Spontaneity was key in the studio, with Congleton promoting a first thought, best thought approach.

“That’s kind of John’s mentality: if you’re going to do something, do it once with confidence, don’t do it five times and pussyfoot around,” Fleming describes.

The result is decidedly less polished than its predecessor, with its own gritty allure.

“If someone were to take a microscope to our record, they’d probably say, ‘That needs to go into Photoshop, you need to clean this up and give it a tighter bum,’” Thorpe laughs.

While loosening up in the studio is a recent development, their self-described repression has never permeated one defining element of the band. Though Wild Beasts have always written gleefully carnal lyrics, the Boy King persona and bolder instrumentation create an outsized conduit for brazen come-ons. Not many could pull off lines like “eat your heart out, Adonis,” which Thorpe injects with white-hot fervor.

“Our other albums before this were a way of circumnavigating the abyss, of saying, ‘There’s the darkness, let’s just keep on this side of it,’” Thorpe says.

While embodying these songs might bring out his worst behavior, Thorpe and co. have arguably never been better, plunging into a world where desire and decay go hand in hand.

“Decadence is where the Boy King exists, where there’s this notion of responding to the id and getting what you want,” Thorpe notes. “That kind of decadence, Marie Antoinette-style, it’s a global phenomenon where we’ve shortened the difference between want and satiation.”

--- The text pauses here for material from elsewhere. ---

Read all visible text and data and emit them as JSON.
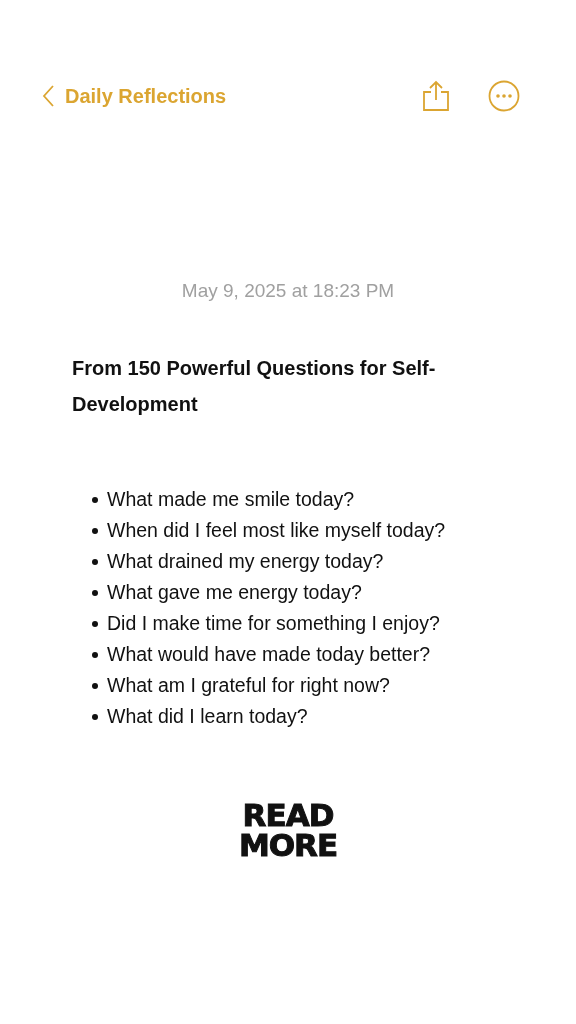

For every thrillingly predatory moment, there’s another of gorgeous vulnerability. Boy King’s preoccupation with power features album highlight “Alpha Female” paying tribute to strong women while deploying the most canonically masculine rock trope: a finger-tapping guitar solo from Fleming that he terms “ridiculous.”

“In many ways, this record doesn’t have any kind of political agenda except for personal crises,” Thorpe describes. “Tom coined it as ‘feminist cock rock.’ It’s using all these kind of phallic symbols to say something very subordinate.”

Similarly, “Tough Guy” continues the band’s years-long deconstruction of gender roles with an almighty snarl; Fleming cites Eddie Van Halen’s iconic “Beat It” solo as a fresh challenge to his writing style.

“That high-wire act of control and abandon totally appeals to me,” the guitarist says of Boy King’s embrace of shred and swagger. “That was one of the things I really enjoyed about working on this record, Hayden singing beautifully about his pain with a shitstorm happening behind him. Being caught between being really tasteful and controlled while appearing to be a rock-and-roll madman is just really funny. It’s like drinking coconut water onstage in a Jack Daniel’s bottle, it’s all a swindle.”

Having been together for well over a decade, Wild Beasts possess a rare self-awareness. After leaving their comfort zone, they’ve delivered an album that moves the mind as much as the body, inhabiting a space where reveling in baser instincts becomes revelatory.

As Fleming concludes, “This record, we’re demanding something different.”